The distribution of the rudder angles of the trained data. The window demonstrates that distribution ranges from [−1 to 1].
Conclusions
This paper introduced a deep learning method to predict 6-DoF ship dynamics in real conditions. The proposed deep learning method accounted for (1) ship motion features and environmental conditions extraction; (2) 6-DoF ship dynamics; (3) the training of deep learning neural networks to capture the ship motion features. The method is demonstrated by focusing on the Ro - Pax ship, sailing from Tallin to Helsinki. In total 500 voyages of the selected ship were used to train, validate or test the model. Results indicate that the proposed method can predict (1) 6-DoF ship motion dynamics in real conditions between two ports and (2) ship turning circles with various rudder angles in calm conditions. At this stage, the proposed framework has limitations in terms of reflecting actual ship operations in real sea states. The trained model could be evaluated by using the data from sea trials with more focus on various ship segments.
Footnotes
Acknowledgements
Special thanks of appreciation go to CSC Finland for the provision of their parallel computing facilities.
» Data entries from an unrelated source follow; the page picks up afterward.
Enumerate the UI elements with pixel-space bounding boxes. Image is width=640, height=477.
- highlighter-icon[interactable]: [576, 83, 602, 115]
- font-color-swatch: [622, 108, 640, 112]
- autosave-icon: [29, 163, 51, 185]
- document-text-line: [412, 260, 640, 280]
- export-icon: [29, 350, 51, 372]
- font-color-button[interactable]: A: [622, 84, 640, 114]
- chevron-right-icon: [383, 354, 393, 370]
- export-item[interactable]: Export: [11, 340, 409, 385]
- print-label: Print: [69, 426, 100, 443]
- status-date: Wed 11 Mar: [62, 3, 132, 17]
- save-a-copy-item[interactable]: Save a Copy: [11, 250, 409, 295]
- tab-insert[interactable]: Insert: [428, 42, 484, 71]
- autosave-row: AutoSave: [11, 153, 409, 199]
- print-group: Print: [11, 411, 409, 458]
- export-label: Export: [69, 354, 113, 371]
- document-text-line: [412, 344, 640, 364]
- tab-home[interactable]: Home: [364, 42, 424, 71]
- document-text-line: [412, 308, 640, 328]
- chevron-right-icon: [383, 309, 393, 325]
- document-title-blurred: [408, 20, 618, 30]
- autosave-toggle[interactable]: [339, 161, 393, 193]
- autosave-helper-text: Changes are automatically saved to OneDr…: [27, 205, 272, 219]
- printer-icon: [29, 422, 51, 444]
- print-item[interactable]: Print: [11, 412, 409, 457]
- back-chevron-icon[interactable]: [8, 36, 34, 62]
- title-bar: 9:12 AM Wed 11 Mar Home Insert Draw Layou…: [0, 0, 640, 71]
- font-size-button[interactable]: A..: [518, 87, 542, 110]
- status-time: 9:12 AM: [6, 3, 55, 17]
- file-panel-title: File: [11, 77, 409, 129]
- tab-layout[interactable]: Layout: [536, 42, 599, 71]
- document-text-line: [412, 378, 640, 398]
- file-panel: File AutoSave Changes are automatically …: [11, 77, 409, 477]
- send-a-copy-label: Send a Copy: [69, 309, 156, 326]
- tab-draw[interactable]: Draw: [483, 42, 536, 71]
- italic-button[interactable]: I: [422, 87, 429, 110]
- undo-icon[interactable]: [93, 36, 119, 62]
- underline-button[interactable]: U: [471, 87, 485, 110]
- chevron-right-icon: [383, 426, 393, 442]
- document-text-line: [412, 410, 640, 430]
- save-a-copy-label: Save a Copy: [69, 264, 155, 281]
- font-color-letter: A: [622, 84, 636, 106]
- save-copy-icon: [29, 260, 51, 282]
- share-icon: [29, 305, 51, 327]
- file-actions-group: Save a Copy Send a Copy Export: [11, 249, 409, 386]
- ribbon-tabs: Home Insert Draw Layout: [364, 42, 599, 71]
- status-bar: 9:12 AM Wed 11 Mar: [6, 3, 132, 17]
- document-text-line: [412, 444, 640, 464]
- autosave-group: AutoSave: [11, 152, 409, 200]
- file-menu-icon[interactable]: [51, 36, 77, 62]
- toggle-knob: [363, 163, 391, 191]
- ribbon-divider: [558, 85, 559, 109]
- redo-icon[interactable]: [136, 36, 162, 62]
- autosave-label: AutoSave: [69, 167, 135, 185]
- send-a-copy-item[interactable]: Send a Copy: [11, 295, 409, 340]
The views set out in this paper are those of the authors and do not necessarily reflect the views of their sponsors.
Declaration of conflicting interests
The author(s) declared no potential conflicts of interest with respect to the research, authorship, and/or publication of this article.
Funding
The author(s) disclosed receipt of the following financial support for the research, authorship, and/or publication of this article: Part of the research presented in this paper has received funding from European Union project FLooding Accident REsponse (FLARE) number 814753, under H2020 programme. The authors express their gratitude for this support and the selected sponsorships received from Merenkulun Säätiö (No. 20220071, 20220072, 20220073).